Peter Martin did not want to be seen with me. Peter Martin was standing with me in a fog so thick there could have been a troop of soldiers arrayed fifty yards from us and I would not have known.

“Could be anyone,” I said.

He agreed.

“Could even be Josh David Powell.”

“His people, yeah.”

“All kinds of folks following me, aren’t there, Peter?”

“It’s part of what I want to apologize about. Look, can we please walk? Just in case Powell does have somebody around, can we not stand here like this?”

He wanted to go on that jetty. I looked and couldn’t see anything. Just the first few gray-black boulders that made up the riprap that curved its way into the ocean. A foghorn sounded again, warning me away.

Prosecutor found dead floating off Provincetown jetty. He must have slipped on the rocks and hit his head. He was wearing bicycle shoes with metal plates on the soles.

“No,” I said. “This is as good a place as any.”

Prosecutor found dead in parking lot. Strangled, garroted, beaten to a pulp. I would take Peter down with me. I would make him pay. Hit me, motherfucker, and I will carve you up. With what, I didn’t know. My fingers, if that was all I had.

Peter sighed. He shrugged. “At least put on that sweatshirt if we’re going to stand here. You don’t need to freeze to death.”

Prosecutors don’t freeze to death in September on Cape Cod. Nevertheless, I draped the sweatshirt over my shoulders, crossed my arms, and waited.

“I know,” Peter said, starting slowly, “that you were there when Jamie was murdered.” He threw up his palm quickly to stop me from responding. “I even know what you said to him. I’m not here to argue about it. What I am thinking, however, what the family’s thinking, is, okay, Jamie’s dead, what good does it do to drag all this out?”
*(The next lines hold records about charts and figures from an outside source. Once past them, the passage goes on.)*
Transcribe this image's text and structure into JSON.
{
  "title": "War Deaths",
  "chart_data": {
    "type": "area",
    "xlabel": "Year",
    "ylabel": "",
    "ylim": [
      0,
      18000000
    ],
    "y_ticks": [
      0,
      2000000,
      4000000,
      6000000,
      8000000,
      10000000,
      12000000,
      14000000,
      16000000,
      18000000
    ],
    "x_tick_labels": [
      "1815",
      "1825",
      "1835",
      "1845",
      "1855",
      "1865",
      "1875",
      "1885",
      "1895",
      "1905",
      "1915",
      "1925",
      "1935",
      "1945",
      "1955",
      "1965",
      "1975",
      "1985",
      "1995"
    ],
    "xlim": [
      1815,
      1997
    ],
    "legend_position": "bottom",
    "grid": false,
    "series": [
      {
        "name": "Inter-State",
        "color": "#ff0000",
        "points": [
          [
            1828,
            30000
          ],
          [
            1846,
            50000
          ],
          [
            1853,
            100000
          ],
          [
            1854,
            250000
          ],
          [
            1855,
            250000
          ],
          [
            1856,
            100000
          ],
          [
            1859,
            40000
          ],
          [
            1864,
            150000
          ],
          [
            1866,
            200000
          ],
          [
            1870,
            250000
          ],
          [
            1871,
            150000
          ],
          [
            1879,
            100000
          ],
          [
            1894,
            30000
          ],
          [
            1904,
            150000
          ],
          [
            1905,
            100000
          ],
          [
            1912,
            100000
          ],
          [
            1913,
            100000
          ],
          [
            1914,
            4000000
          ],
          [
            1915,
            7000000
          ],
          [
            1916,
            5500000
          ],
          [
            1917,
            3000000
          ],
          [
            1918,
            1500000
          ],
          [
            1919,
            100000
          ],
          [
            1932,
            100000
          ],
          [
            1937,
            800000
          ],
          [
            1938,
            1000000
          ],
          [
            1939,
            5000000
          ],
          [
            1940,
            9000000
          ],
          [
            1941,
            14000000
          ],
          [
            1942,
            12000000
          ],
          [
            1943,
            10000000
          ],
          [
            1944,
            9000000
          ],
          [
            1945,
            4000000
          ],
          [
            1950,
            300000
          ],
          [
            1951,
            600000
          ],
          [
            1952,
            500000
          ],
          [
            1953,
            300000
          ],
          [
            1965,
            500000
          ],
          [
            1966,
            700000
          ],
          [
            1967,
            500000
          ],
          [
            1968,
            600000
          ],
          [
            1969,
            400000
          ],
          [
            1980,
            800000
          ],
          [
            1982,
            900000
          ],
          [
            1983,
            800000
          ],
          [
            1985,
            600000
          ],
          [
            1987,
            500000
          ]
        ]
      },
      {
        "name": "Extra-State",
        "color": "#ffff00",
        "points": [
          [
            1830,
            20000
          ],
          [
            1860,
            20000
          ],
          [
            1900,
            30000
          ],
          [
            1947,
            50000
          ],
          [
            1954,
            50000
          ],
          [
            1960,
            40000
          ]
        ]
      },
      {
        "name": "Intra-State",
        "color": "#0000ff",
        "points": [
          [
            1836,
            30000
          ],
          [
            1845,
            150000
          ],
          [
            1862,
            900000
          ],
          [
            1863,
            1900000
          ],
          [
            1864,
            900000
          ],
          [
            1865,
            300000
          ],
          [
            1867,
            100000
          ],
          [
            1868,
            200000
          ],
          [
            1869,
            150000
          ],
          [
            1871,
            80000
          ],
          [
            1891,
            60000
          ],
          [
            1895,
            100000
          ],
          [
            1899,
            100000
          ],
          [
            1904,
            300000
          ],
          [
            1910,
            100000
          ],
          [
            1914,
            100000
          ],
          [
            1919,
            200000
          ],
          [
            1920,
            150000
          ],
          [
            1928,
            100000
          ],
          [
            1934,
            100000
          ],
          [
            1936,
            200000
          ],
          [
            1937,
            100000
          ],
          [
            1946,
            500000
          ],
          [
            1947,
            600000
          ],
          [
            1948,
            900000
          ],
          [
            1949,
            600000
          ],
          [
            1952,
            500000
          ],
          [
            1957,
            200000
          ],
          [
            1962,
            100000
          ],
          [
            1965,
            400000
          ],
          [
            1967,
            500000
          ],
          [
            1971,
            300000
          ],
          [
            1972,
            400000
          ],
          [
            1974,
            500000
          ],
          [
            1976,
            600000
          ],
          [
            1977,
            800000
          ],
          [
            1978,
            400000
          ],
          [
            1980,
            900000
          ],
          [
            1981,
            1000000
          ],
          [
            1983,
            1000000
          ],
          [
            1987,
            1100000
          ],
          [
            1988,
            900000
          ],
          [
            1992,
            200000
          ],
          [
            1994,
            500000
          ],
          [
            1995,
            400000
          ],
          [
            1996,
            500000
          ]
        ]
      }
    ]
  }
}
Now? Did he want me to answer now? No.

“Powell and his thug there,” he went on, “they’re not going to admit what they did, and we’re asking ourselves if we really want to go after them.”

Yeah, right. And bring into the open why Powell’s man would want to shoot Jamie. I might have been sneering as I stood in the street at the end of the world.

“So,” he said, “the next thing we have to consider is you, and how you feel about it. And we’re thinking, you know, we’ve always been able to count on Georgie, count on his discretion. So what about now?”

“I’ve already talked, Peter.”

“Yes. But you’ve talked to the police, to the folks in the D.A.’s office. That can all be taken care of. The question is, what do you really want to do?”

Peter, his neck extended, his head pointing toward me, seemed really to want to know. It took me a moment to understand he was not just asking my opinion, my preference, he was offering me something.

“What do you have in mind?” I said.

“You know,” he answered, his eyes on mine, keeping contact, “Mitch White would like nothing better than to get out of here, go back to D.C. He’s up for reelection in a couple of weeks and everybody figures he’s a shoo-in, but the right job came along, he’d leave the Cape in a minute.”

“Senate Judiciary Committee, perhaps?”

“Maybe even better than that. Democrat gets elected to the White House, a number of favors can be called in.” Peter shrugged. That’s the way things work, he was saying.